Ebook The Impact of Earnings Performance on Price Sensitive Disclosures under the Australian Continuous Disclosure Regime
The relation between firm performance and discretionary disclosure is a basic but important question to financial market participants and regulators, but there is still only limited understanding of the association between earnings performance and discretionary disclosure (Miller, 2002). Research has shown that this relation is complex and dependent on many factors. Various theoretical models of discretionary disclosure produce different predictions of disclosure outcomes, and empirical research often finds conflicting evidence. Skinner (1995) suggests two reasons for the conflicting findings: the focus on management earnings forecasts as a measure of discretionary disclosure, and changing legal environment. This study addresses both factors by examining the association between earnings performance and a broader measure of disclosure: the price sensitive disclosures issued by publicly listed firms to the Australian Stock Exchange (ASX), under the Australian continuous disclosure regime (henceforth the CDR).

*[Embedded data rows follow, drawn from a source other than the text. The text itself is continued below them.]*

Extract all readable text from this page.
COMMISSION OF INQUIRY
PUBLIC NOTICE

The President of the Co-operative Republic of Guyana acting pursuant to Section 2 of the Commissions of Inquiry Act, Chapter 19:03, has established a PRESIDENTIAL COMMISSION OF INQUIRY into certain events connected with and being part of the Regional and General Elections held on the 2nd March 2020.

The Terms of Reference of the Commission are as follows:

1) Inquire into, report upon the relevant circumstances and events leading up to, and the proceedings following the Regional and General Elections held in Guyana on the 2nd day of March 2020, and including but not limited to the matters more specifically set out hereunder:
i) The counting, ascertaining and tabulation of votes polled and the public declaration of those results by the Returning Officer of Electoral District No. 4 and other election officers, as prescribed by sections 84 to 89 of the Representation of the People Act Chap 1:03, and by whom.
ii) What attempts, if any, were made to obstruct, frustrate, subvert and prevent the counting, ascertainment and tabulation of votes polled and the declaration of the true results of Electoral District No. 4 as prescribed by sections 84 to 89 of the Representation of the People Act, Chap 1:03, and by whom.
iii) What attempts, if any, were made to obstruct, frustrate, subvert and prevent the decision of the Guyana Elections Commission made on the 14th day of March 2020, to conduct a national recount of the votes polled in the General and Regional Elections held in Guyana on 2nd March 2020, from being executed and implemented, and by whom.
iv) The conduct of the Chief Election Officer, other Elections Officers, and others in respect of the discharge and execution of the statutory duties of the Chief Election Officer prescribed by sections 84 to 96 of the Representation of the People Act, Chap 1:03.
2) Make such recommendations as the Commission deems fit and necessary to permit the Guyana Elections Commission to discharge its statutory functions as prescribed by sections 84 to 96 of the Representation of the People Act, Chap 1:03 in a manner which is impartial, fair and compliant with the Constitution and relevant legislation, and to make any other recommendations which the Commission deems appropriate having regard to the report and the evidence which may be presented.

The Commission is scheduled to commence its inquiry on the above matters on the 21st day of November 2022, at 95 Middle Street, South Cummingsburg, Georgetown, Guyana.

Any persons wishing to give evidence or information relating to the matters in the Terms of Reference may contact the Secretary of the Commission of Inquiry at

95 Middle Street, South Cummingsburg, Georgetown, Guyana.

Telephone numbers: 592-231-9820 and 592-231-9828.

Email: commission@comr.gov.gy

One of the most important factors affecting corporate disclosure is a country's legal environment. The litigation cost hypothesis is often used to explain the link between bad news and voluntary disclosure (Skinner, 1994). The Australian disclosure environment, with its unique combination of half-yearly reporting, low private litigation threats, and stringent statutory backed continuous disclosure requirements that are primarily enforced through a central stock exchange (ASX) and a regulatory body (the Australian Securities and Investments Commission), provides an unique opportunity for the study of corporate disclosure. Given the strong public concerns about corporate governance and the latest legal reforms in Australia and the United States after the latest spate of corporate failures, evidence from the Australian environment may help both Australian and overseas regulators and market participants evaluate the effectiveness of the Australian disclosure regime, the need for further legal reform, and/or the type of reforms required. For example, there has been continuing interest by the government and the public in the effectiveness of the CDR, and recent CLERP9 reforms introduced on-the-spot fines for breaches of the CDR to strengthen ASIC's enforcement powers. However, there has only been limited research on the disclosure practices under the CDR.
One issue of particular interest to regulators and investors is the question of asymmetric treatment by corporate managers of good news and bad news. The suspicion of asymmetric disclosure practices is a major concern to regulators. For example, Lang and Lundholm (1993) state that "underlying many of the SEC s deliberations and the discussion in exchange listing guides, for example, is a concern that management will tend to be more forthcoming when the firm is performing well than when it is performing poorly." In Australia, the continuous disclosure rules require the disclosure of all material information regardless of the nature of the news (good or bad news). However, the impact of the disclosure rules may not be the same for good news and bad news firms. ASIC Deputy Chair Julian Segal said in her address to the Australian Institute of Company Directors on 31 October 2001 that one example of the reasons for companies' non-compliance with the continuous disclosure rules is to delay the release of bad news until there are some good news to 'balance' the bad news with.
Nevertheless, at variance with the concern about inadequate disclosure by poorly performing firms, anecdotal evidence and recent research suggest that firms with bad news are more likely to give warning before the actual earnings announcement than firms with good news (e.g., Skinner, 1994; Soffer, 2001). There is also conflicting research evidence on this issue over time. This study contributes to both the Australian research on the CDR and to the more general research on discretionary disclosure by analysing the inherently different costs and benefits of disclosure for good news and bad news in the specific context of the continuous disclosure environment, and providing evidence on the relation between earnings performance and price sensitive disclosures under this environment.
Despite the lack of private shareholder litigation threats, this study argues that natural capital market forces and regulatory attention are sufficient to create asymmetric costs for inadequate disclosure so that firms with bad news earnings are more likely to make continuous disclosure than firms with good news earnings. On average, multivariate regression results support this hypothesis for sample firms. However, firms facing an earnings loss appear to face strong incentives not to disclose bad news, and these firms are found to have a higher level of price sensitive disclosure when they have good news compared to when they have bad news.